About the cave
Growling Swallet is an extensive “dry” cave system in the Junee-Florentine karst area in southern Tasmania. The early parts of the cave are complex with multiple routes and leads off in different directions and at different levels. After some distance it straightens out into over a kilometre of mainline streamway passage. The cave temperature is around 8 degrees, a little colder than your average mainland cave.
I was down in Tassie over the Australia Day long weekend two weeks ago with a group of cavers from across Australia. There were a few different missions underway, including some that resulted in an impressive new connection between caves. Our focus was Growling Swallet and the sump at the end, Dreamtime.
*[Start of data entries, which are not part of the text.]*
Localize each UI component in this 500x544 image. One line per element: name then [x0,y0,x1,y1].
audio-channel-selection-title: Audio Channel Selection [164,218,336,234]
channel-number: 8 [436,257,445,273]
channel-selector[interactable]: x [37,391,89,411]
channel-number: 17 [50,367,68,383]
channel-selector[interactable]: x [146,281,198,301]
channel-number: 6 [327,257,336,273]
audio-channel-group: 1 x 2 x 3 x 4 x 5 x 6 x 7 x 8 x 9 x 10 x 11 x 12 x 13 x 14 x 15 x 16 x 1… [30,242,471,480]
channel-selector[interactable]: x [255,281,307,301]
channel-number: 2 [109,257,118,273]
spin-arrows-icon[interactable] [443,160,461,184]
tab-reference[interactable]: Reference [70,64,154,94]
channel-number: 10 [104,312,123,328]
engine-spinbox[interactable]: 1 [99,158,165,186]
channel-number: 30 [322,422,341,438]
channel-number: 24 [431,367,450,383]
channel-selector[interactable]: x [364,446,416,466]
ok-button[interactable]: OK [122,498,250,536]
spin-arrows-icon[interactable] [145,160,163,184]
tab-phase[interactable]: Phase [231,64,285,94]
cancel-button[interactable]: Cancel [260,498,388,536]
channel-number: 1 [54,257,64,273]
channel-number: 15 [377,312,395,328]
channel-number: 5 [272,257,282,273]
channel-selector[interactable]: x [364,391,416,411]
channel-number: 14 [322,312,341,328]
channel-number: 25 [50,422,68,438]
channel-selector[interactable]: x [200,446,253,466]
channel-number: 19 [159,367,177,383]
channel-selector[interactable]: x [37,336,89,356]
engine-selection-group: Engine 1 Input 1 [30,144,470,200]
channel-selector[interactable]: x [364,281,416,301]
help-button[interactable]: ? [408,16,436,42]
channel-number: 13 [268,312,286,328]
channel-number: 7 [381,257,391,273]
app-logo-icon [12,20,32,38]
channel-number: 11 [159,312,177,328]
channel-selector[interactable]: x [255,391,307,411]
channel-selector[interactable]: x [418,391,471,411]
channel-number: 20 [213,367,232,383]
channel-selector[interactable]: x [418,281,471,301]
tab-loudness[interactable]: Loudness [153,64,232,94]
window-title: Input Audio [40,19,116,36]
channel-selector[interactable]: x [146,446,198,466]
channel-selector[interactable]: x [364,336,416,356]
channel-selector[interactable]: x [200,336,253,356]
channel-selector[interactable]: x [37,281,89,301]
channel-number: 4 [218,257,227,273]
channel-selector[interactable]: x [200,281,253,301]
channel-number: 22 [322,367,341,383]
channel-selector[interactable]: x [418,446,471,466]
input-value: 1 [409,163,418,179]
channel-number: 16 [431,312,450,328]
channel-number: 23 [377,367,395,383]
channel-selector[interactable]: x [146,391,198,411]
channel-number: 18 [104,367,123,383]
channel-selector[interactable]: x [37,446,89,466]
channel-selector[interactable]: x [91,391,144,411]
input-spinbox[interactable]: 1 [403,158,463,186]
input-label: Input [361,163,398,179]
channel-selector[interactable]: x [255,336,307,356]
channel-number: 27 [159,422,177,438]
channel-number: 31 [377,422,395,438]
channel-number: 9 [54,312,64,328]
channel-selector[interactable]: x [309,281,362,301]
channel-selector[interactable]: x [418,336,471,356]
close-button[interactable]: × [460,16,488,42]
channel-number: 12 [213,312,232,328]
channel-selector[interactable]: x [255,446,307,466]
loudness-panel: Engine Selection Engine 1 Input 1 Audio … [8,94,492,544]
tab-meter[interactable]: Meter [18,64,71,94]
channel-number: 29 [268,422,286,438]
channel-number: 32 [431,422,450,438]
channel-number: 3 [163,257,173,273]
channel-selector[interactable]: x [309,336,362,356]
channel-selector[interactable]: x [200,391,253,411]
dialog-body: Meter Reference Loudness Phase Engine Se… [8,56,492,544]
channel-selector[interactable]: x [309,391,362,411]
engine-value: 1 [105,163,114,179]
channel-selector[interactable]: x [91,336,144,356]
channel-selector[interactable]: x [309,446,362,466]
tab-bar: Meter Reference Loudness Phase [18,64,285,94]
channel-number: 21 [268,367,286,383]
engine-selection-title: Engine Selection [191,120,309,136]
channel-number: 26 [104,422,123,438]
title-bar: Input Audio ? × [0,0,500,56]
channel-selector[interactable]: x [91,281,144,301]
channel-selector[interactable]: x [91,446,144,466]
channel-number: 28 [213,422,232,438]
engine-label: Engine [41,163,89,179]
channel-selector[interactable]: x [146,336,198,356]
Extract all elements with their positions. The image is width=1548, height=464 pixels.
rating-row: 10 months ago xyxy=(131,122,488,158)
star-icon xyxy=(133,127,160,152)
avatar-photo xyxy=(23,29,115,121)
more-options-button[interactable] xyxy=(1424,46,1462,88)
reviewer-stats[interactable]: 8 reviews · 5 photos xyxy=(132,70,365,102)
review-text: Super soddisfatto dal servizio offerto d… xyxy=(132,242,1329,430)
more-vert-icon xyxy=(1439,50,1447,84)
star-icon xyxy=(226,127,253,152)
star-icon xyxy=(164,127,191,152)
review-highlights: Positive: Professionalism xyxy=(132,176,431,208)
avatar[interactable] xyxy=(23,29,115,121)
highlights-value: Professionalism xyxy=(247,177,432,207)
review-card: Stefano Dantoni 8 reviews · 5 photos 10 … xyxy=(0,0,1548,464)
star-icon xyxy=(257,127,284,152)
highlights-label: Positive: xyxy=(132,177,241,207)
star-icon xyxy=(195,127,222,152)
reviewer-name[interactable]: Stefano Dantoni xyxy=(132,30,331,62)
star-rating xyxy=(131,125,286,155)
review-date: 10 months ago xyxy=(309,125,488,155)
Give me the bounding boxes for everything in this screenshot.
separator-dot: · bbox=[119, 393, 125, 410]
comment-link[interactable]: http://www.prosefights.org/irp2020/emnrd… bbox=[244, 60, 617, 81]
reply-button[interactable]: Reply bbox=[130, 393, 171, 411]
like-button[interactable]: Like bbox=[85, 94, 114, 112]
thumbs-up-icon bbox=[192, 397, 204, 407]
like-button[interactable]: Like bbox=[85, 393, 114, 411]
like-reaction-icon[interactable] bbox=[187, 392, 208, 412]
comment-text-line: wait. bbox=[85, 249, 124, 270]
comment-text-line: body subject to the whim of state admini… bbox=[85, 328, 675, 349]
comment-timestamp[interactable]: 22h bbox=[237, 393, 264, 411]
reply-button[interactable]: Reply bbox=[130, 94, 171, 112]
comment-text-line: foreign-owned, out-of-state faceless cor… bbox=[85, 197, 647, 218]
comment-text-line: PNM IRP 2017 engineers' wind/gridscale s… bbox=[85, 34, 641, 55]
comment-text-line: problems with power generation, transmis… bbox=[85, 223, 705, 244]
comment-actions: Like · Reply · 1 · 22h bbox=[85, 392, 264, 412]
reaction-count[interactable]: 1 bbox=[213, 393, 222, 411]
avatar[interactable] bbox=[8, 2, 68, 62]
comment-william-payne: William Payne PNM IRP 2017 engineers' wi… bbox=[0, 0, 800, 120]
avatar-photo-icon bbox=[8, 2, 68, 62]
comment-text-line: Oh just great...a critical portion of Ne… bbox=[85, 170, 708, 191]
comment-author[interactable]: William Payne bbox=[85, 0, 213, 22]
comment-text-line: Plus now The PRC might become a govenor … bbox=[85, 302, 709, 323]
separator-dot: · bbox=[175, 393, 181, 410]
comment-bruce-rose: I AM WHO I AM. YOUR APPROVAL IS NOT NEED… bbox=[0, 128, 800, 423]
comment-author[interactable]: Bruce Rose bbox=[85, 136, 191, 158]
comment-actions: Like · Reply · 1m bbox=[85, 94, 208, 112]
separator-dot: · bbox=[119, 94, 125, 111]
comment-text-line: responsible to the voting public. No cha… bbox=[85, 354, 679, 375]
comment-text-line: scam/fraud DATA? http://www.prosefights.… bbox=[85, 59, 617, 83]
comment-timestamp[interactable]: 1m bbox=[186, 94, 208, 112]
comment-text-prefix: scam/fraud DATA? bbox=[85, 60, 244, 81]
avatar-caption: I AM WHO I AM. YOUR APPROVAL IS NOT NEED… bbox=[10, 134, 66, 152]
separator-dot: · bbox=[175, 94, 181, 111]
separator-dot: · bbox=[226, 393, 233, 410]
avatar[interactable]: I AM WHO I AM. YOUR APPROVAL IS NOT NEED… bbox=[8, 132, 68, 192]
The water that flows through Growling Swallet has been dye traced through other caves in the area and eventually emerges at the Junee resurgence. I dived Junee in 2007, 2009 and 2010 and I hope to get back there in a couple of weeks with a vastly improved camera system and time for some great shots.
About the photo
The feature that I was most interested in in Growling was the waterfalls. In winter the cave becomes impassable to cavers from the sheer volume of water pounding through. Mid-summer the water levels were very low, but there was more than enough dropping over the ledges to drown out conversation and fill the cave with spray. The key was capturing the action. For cave photography I use strobe light, freezing the action and making the shutter speed irrelevant. To capture the speed and motion of the rushing water I took my very handy Archon video lights.
Having underwater gear that’s not just water resistant, but waterproof to immersion was very handy for this trip. For each waterfall set up I carefully placed the Archon video light to illuminate the falls while trying not to illuminate the rest of the shot. From there I backed off and established the strobe arrangement, then set up the tripod on a stable rock. The shot above is a two second exposure – long enough to smooth the water, and short enough for the cavers to stay still. In addition to the on camera flash, both cavers are holding well-hidden strobes to throw even light across the scene.
As for the second photo…not every part of the cave is scenic waterfalls and clean-washed rocks. This is Andreas working his way through a particularly nasty squeezy rift, half full of stinky mud. It’s hard work being a caver!